Appease Your Trees: Seven Questions to Ask
Trees can offer beauty, appeal, value and temperature regulation for your home. They can serve as an active play space or a quiet a gathering place. Over time, the trees in your yard can become old friends that welcome new family members and mark family milestones for generations to come.
It is a fallacy that trees can just be left to be. Just like any other living thing, trees need care. Whether you are considering planting some new trees or caring for more mature trees, ask the following questions of your tree specialist to ensure you will enjoy your trees for many years to come. Pruning can prevent many problems, but done improperly, it can weaken an already vulnerable tree. Proper care takes more than just a ladder and a chainsaw.
1. Is it about to fall on my house?
No one wants to face the possibility that a tree needs to be taken down, but allowing a diseased or damaged tree to just be could result in property damage and possible human injury or death. Sometimes, if a tree isn’t too far gone, it can be saved from removal through proper interventions.
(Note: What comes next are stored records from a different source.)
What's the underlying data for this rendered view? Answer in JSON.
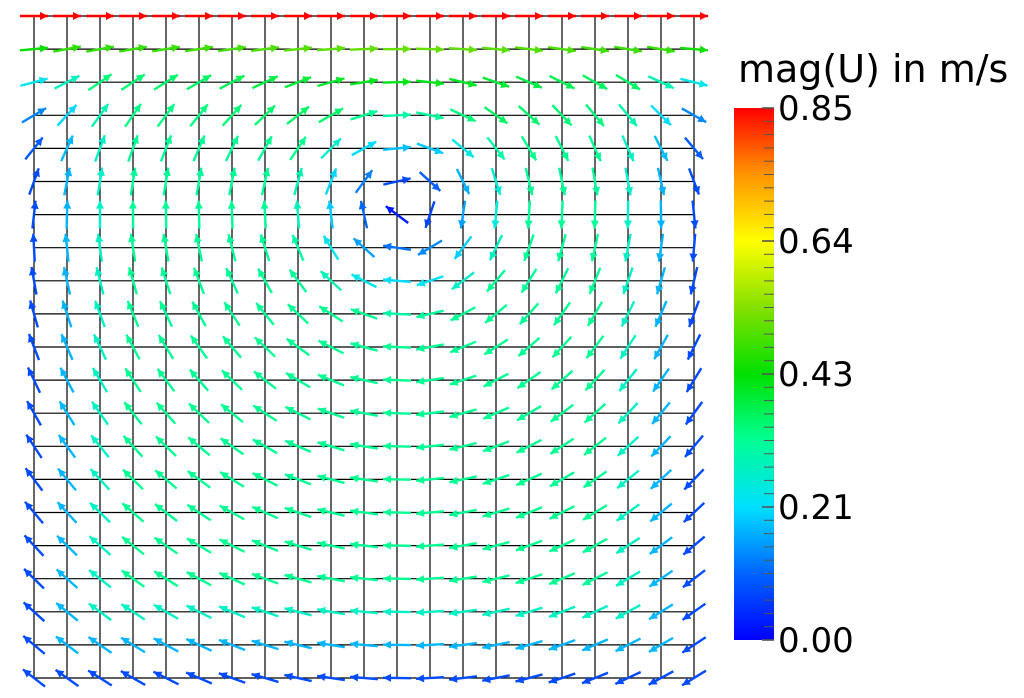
{
  "legend": {
    "title": "mag(U) in m/s",
    "ticks": [
      "0.85",
      "0.64",
      "0.43",
      "0.21",
      "0.00"
    ],
    "min": 0.0,
    "max": 0.85
  },
  "colormap": [
    "#0000ff",
    "#0080ff",
    "#00ffff",
    "#00ff80",
    "#00e000",
    "#80e000",
    "#ffff00",
    "#ff8000",
    "#ff0000"
  ],
  "mesh": {
    "cells_x": 20,
    "cells_y": 20,
    "line_color": "#000000"
  },
  "field": {
    "type": "lid-driven cavity velocity vectors",
    "lid_speed": 0.85
  }
}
2. Does it need fertilizer?
If a tree isn’t flowering as vigorously as it should or doesn’t look full and healthy, it might be a simple matter of giving the tree to fertilizer it needs to thrive. This is especially true for young trees that don’t yet have the root structure to reach out past poor soil for the nutrients they need.
3. How often should it be watered?
While many native trees do just fine without special watering, there may be times and circumstances that require it, such as when a tree is being established, if it is a flowering tree or right before a winter freeze.
4. Is it getting enough sun?
Trees that are too crowded or have to compete with other taller species may not be getting enough sunlight to thrive. As a result, growth will be poor or the tree will put all of its energy to grow toward the sunlight, resulting in a spindly or poorly shaped tree.
5. What is growing on the tree?
Other species, such as a vine or fungus, may take advantage of your tree and grow upon it. Some of these opportunists are harmless, while others can cause damage to the tree or indicate disease. Anything growing on your tree should be identified and the tree treated, as needed.
6. How big will the tree get?
A common mistake many homeowners make is underestimating the growth or a tree, and thereby planting it too close to the house, driveway or other structure; the tree may need to be removed when it matures. Knowing the size and expected growth of a tree can ensure proper landscape planning.
7. Is the tree firmly rooted?
Even a healthy tree can topple over during strong winds, if it is shallow rooted in soft soil. Heavy rains can further weaken roots, which are the anchor for a tree.
Preventative measures can go a long way in tree care. Professional tree care specialists have an arsenal of treatments to apply.